Наступила тишина. Седой внимательно смотрел мне в глаза, ничего не отвечая на мою гневную тираду. От его взгляда мурашки не то, что побежали по спине, а ноги подкосились от страха. Харизматичный был мужик, что не говори…А потом он вдруг совершенно искренне рассмеялся, снимая повисшее в воздухе напряжения. Хлопнул довольно по плечу сидящего рядом Семечку, заставив того болезненно поморщиться и радостно сообщил:
– Я говорил, что у него очко не сыграет, Малина? А ты ссыкнет, ссыкнет…
Огромный увалень, пекущий картошку, молчаливо пожал плечами, продолжив выуживать из углей ароматно дымящиеся картофелины.

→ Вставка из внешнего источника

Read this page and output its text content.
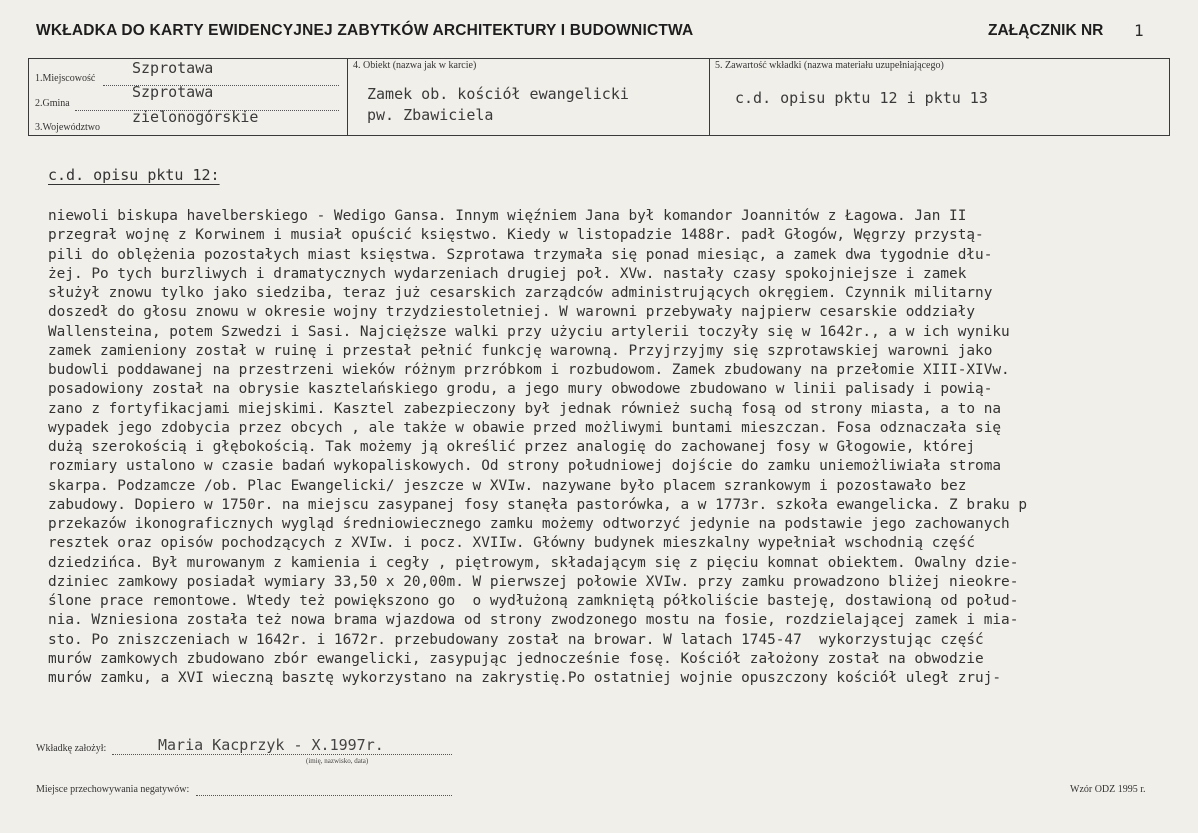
WKŁADKA DO KARTY EWIDENCYJNEJ ZABYTKÓW ARCHITEKTURY I BUDOWNICTWA	ZAŁĄCZNIK NR 1
1.Miejscowość
Szprotawa
2.Gmina
Szprotawa
3.Województwo
zielonogórskie
4. Obiekt (nazwa jak w karcie)
Zamek ob. kościół ewangelicki
pw. Zbawiciela
5. Zawartość wkładki (nazwa materiału uzupełniającego)
c.d. opisu pktu 12 i pktu 13
c.d. opisu pktu 12:
niewoli biskupa havelberskiego - Wedigo Gansa. Innym więźniem Jana był komandor Joannitów z Łagowa. Jan II
przegrał wojnę z Korwinem i musiał opuścić księstwo. Kiedy w listopadzie 1488r. padł Głogów, Węgrzy przystą-
pili do oblężenia pozostałych miast księstwa. Szprotawa trzymała się ponad miesiąc, a zamek dwa tygodnie dłu-
żej. Po tych burzliwych i dramatycznych wydarzeniach drugiej poł. XVw. nastały czasy spokojniejsze i zamek
służył znowu tylko jako siedziba, teraz już cesarskich zarządców administrujących okręgiem. Czynnik militarny
doszedł do głosu znowu w okresie wojny trzydziestoletniej. W warowni przebywały najpierw cesarskie oddziały
Wallensteina, potem Szwedzi i Sasi. Najcięższe walki przy użyciu artylerii toczyły się w 1642r., a w ich wyniku
zamek zamieniony został w ruinę i przestał pełnić funkcję warowną. Przyjrzyjmy się szprotawskiej warowni jako
budowli poddawanej na przestrzeni wieków różnym przróbkom i rozbudowom. Zamek zbudowany na przełomie XIII-XIVw.
posadowiony został na obrysie kasztelańskiego grodu, a jego mury obwodowe zbudowano w linii palisady i powią-
zano z fortyfikacjami miejskimi. Kasztel zabezpieczony był jednak również suchą fosą od strony miasta, a to na
wypadek jego zdobycia przez obcych , ale także w obawie przed możliwymi buntami mieszczan. Fosa odznaczała się
dużą szerokością i głębokością. Tak możemy ją określić przez analogię do zachowanej fosy w Głogowie, której
rozmiary ustalono w czasie badań wykopaliskowych. Od strony południowej dojście do zamku uniemożliwiała stroma
skarpa. Podzamcze /ob. Plac Ewangelicki/ jeszcze w XVIw. nazywane było placem szrankowym i pozostawało bez
zabudowy. Dopiero w 1750r. na miejscu zasypanej fosy stanęła pastorówka, a w 1773r. szkoła ewangelicka. Z braku p
przekazów ikonograficznych wygląd średniowiecznego zamku możemy odtworzyć jedynie na podstawie jego zachowanych
resztek oraz opisów pochodzących z XVIw. i pocz. XVIIw. Główny budynek mieszkalny wypełniał wschodnią część
dziedzińca. Był murowanym z kamienia i cegły , piętrowym, składającym się z pięciu komnat obiektem. Owalny dzie-
dziniec zamkowy posiadał wymiary 33,50 x 20,00m. W pierwszej połowie XVIw. przy zamku prowadzono bliżej nieokre-
ślone prace remontowe. Wtedy też powiększono go  o wydłużoną zamkniętą półkoliście basteję, dostawioną od połud-
nia. Wzniesiona została też nowa brama wjazdowa od strony zwodzonego mostu na fosie, rozdzielającej zamek i mia-
sto. Po zniszczeniach w 1642r. i 1672r. przebudowany został na browar. W latach 1745-47  wykorzystując część
murów zamkowych zbudowano zbór ewangelicki, zasypując jednocześnie fosę. Kościół założony został na obwodzie
murów zamku, a XVI wieczną basztę wykorzystano na zakrystię.Po ostatniej wojnie opuszczony kościół uległ zruj-
Wkładkę założył:	Maria Kacprzyk - X.1997r.
(imię, nazwisko, data)
Miejsce przechowywania negatywów:	Wzór ODZ 1995 r.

– Не зря Семечка на больничку загремел! Не зря…Присаживайся, Чекист, побазарить надо!– пригласил Седой меня к столу, пододвигая нарезанную ломтями картошку. От близости еды свело желудок, но я мужественно терпел, не желая быть чем-то должным ворам.
– Ты уже понял, наверное, что все это была подстава?– уточнил Седой, когда я присел напротив него на колченогий грубо сколоченный табурет. Мотя облегченно выдохнул, выходя из-за моей спины, присаживаясь рядом с Малиной к котлу, грея озябшие руки с мороза. Только сейчас я заметил, что в руках вора была тонкая, как игла заточка, которой он в любой момент мог мне продырявить спину пока стоял позади, если бы что-то пошло не так.
– Догадывался…– кивнул , стараясь отвлечься хоть немного от запаха картошки.
– Теперь бьешь голову, зачем нам вся постанова была нужна?– понятливо усмехнулся Седой.– Ответ простой, Чекист…Проверка эта была на вшивость. Сыграет у тебя очко перед опасностью или нет, фартовый ты фраер, хоть и мусор или так…Понты колотишь!
– Зачем? Неужели в воры меня решили короновать?– чуть успокоившись, съязвил я.
– Шутник!– одобрительно кивнул Мотя.
– Короновать? – рассмеялся счастливо Седой.– За то, что по мордасам Семечке съездил? Не велик подвиг, скажем прямо. Он у нас щипач, к драке совсем не приучен, так что особо нос-то не задирай! Дело в другом…
Я промолчал, ожидая продолжения. Излишнее любопытство здесь не ценят. Придет время сами все расскажут.
– На свободу хочешь?– неожиданно резко спросил Седой, переходя с игриво-доброжелательного тона на серьезный.
– Кто ж не хочет?– пожал я плечами, уже просчитав куда клонит вор.
– Вот и мы хотим! Есть у нас план, как срок себе скостить, да только профиль у нас неподходящий, опыта в таких делах маловато, а ты парень боевой, с образованием военным, разбираешься в таких вещах…Подскажешь, как лучше сработать, чтобы все в цвет прошло.
– За это мы тебя с собой возьмем,– улыбнулся Мотя,– а как с тайги выберемся, так ты налево, мы направо и все довольны! Как ты на это смотришь?
Что и сказать…предложение было довольно заманчивым! Десять лет казались теперь нескончаемо длинным сроком, а при нынешнем каторжном труде, даже с моим молодым организмом, еще пока не до конца истощенным, я не выдержу и его половины. Но что-то меня останавливало. Может то, что побег мне предлагали именно воры, которым верить априори было нельзя, а может во мне говорил все еще недобитый Качинским и отцом Григорием чекист? Не знаю…
– Надо подумать,– выдавил я из себя, понимая, что этой фразой, возможно, подписываю себе смертный приговор.
– Чего тут думать?!– возмутился Мотя.– Когти рвать отсюда надо и вся делов!
– Говорил же ссыкнет…– пробормотал будто про себя Малина.
– Чекист он и в Африке чекист,– махнул здоровой рукой Семечка.
– Ша! – рявкнул Седой, стукнув кулаком по столу так, что зазвенело в ушах.– И долго думать надо?